For this community I would probably say no just because the pencilfish are already in the Betta's "territory" you see? 

I don't know if you know of this site: aqadvisor.com but it's great to sketch out what you would like in your tank. It's not great for everything, like it won't give you advice about what to put together and what not to put together but it gives a great outline for what you can do with your tank and with your filter


----------



## Bettacrab (Jun 30, 2013)

If you want pencil fish get dwarf pencil fish instead.and I agree they would probably lay stress the betta, and someone would die. And for the Cory's I say get 1 or 2, not 3. 
In my opinion do a whole different plan, get 5 neon tetras, a mystery snail, a ghost shrimp, and some little inverts.

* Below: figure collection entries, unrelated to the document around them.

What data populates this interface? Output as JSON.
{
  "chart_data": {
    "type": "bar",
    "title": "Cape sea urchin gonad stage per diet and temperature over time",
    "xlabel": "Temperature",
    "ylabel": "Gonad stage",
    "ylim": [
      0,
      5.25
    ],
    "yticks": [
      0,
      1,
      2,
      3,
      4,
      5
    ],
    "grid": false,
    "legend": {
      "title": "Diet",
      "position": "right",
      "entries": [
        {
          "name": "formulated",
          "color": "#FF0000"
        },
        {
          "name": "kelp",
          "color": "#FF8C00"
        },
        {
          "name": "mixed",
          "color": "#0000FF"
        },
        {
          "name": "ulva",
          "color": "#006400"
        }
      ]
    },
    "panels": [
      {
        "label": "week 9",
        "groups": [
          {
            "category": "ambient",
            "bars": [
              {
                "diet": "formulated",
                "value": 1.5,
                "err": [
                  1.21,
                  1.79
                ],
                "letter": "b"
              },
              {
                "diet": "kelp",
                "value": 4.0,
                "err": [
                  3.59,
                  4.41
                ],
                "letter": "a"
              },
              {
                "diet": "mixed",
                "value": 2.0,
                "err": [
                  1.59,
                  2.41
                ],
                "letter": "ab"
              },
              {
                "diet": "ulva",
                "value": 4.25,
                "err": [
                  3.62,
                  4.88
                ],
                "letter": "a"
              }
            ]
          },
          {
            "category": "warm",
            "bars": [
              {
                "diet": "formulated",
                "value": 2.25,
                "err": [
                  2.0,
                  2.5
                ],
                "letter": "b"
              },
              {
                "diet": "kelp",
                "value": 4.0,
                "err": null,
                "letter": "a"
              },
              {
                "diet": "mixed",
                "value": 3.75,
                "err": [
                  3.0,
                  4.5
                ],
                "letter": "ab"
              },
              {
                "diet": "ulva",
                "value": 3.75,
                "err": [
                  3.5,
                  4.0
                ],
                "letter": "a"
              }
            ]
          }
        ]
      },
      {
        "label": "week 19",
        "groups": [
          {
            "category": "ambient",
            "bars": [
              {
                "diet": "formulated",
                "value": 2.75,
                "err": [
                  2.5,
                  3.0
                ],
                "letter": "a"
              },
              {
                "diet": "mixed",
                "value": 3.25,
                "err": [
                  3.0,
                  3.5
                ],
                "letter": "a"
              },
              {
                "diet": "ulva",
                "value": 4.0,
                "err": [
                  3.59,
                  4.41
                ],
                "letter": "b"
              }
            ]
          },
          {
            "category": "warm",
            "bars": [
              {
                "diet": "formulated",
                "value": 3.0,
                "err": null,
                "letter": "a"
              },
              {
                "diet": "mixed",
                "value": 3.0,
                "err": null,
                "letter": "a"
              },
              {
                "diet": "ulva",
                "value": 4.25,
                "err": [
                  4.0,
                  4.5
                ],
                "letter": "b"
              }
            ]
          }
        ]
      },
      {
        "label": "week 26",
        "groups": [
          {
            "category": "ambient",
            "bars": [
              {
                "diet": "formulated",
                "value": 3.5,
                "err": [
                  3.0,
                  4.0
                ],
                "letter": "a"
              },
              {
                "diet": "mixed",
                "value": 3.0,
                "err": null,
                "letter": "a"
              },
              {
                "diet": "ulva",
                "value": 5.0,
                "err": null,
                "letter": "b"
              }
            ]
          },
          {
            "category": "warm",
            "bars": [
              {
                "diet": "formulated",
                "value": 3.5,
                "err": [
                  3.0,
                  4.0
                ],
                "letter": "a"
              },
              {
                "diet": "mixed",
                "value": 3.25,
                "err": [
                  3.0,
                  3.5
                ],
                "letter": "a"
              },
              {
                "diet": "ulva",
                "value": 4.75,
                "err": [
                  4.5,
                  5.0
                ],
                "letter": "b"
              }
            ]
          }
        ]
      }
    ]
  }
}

Also your tank will need to develop before ou add any fish, also only add 3 fish a moth, or things will die


----------



## scootshoot (Oct 11, 2010)

The betta already semi full grown? Really comes down to the temperament (trial and error) if he is.

If you wish to improve the odds in a community get yourself a juvenile baby, the ones they sell at Petco that look like tiny guppies. My present Veil Tail was raised in a 15 this way alongside ghost shrimp, cherry shrimp, neons and white clouds. He was the runt of the litter as even a small ghost shrimp used to scare him off. These days he's full grown and can easily fit 1 or 2 shrimp in his mouth but to my delight he completely ignores em, probably cause he was raised alongside as a pup. 

On the other hand, there is zero chance my shrimp would survive with my Crowntail sitting alone in his 5 gallon, he'd probably devour them up quickly :shock:


----------